A monitoring picture sample library for storing monitoring picture samples corresponding to various abnormal scene types;
the test scene type setting module is used for determining the abnormal scene type aimed at by the automatic test;
the monitoring picture sample acquisition module is used for acquiring a monitoring picture sample corresponding to the abnormal scene type from a monitoring picture sample library according to the abnormal scene type;
the virtual test picture GAN network is a GAN framework consisting of a picture generator and a discriminator, wherein the picture generator is used for generating a virtual test picture based on an initial random value; after the discriminator trains the monitoring picture sample, the discriminator judges the truth of the virtual test picture generated by the picture generator; when the judgment result is false, the picture generator adjusts the generation parameters and regenerates the virtual test picture until the virtual test picture generated by the picture generator is judged to be true by the discriminator, and the generated virtual test picture is output, wherein the virtual test picture and the monitoring picture sample have the same abnormal scene type;
and the test execution module is used for inputting at least one generated virtual test picture into the tested artificial intelligent video security monitoring system, obtaining the identification result of the artificial intelligent video security monitoring system on whether an abnormal scene exists and the type of the abnormal scene, judging whether the intelligent video security monitoring system can identify the abnormal scene, and judging whether the identification result is matched with the type of the abnormal scene of the virtual test picture.
The monitoring picture sample selection module extracts each specific target from a plurality of continuous real-shot monitoring pictures; judging the action state of each specific target according to the interframe position change of each specific target; classifying scenes of the real shooting monitoring pictures according to a preset standard according to action states of all specific targets in the multi-frame continuous real shooting monitoring pictures to obtain scene types; and when the scene type of the real shooting monitoring picture belongs to a specific abnormal scene type, selecting the real shooting monitoring picture as the monitoring picture sample.
Specifically, the monitoring picture sample selection module extracts each specific target from multiple continuous real-shooting monitoring pictures according to the following steps: extracting an image area where each target is located from each monitoring picture of a plurality of frames of continuous real shooting monitoring pictures, and extracting the image characteristics of the target through color histogram distribution; and when the image areas with consistent image characteristics exist in the multi-frame continuous real shooting monitoring pictures, judging that the targets corresponding to the image areas with consistent image characteristics in the real shooting monitoring pictures are the same specific target.

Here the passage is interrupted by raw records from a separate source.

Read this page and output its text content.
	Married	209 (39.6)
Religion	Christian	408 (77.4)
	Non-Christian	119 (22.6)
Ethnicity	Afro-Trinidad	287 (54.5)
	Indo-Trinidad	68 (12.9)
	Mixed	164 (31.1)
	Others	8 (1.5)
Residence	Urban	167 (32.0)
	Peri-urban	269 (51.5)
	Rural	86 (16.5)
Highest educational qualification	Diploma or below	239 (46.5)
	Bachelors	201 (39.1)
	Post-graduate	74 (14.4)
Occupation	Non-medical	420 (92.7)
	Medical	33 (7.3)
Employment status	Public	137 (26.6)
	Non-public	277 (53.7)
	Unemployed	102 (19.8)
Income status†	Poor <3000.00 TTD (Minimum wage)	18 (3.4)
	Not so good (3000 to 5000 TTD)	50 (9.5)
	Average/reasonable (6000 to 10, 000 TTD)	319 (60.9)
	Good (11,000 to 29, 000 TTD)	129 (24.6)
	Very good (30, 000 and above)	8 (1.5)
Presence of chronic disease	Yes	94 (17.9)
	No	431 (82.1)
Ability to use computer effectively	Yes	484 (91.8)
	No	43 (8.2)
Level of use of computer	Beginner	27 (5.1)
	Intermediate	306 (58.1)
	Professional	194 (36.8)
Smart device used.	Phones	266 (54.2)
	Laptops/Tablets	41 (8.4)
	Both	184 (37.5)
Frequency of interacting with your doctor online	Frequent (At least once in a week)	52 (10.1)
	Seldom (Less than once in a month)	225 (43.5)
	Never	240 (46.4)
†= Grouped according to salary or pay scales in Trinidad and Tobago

And the monitoring picture sample selection module judges the action state of each specific target according to the following steps: for the same specific target of multiple frames of continuous real shooting monitoring pictures, the coordinate of the specific target in the ith frame of monitoring picture is expressed as (X)i,Yi) The inter-frame position change from the i-1 st frame to the i-th frame is represented as (△ X)i,△Yi) The inter-frame position change from the i-th frame to the i + 1-th frame is represented as (△ X)i+1,△Yi+1) And so on, thereby obtaining a series of interframe position change parameters:
…(△Xi,△Yi),(△Xi+1,△Yi+1)…(△Xi+n,△Yi+n)…;
inputting the obtained inter-frame position change parameters of the specific target into at least one trained SVM classification vector machine, and determining the action state type of the specific target according to the output of the SVM classification vector machine. Each SVM classification vector machine utilizes the interframe position change parameters of the known targets with the same specific action state type to train, the consistency of the output result and the specific action state type of the known targets is achieved, stable convergence is achieved, and therefore whether the SVM classification vector machine has the specific action state type or not can be output according to the input interframe position change parameters of the specific targets. Therefore, four SVM classification vector machines are generally trained, wherein the specific action state types respectively corresponding to the four SVM classification vector machines are: the four types of specific action states basically meet the requirements of artificial intelligent video security and protection monitoring of people or vehicles in urban public spaces. And inputting the inter-frame position change parameters of each specific target in parallel or in cascade to four SVM classification vector machines, and determining the action state type of the specific target according to the respective outputs of the SVM classification vector machines.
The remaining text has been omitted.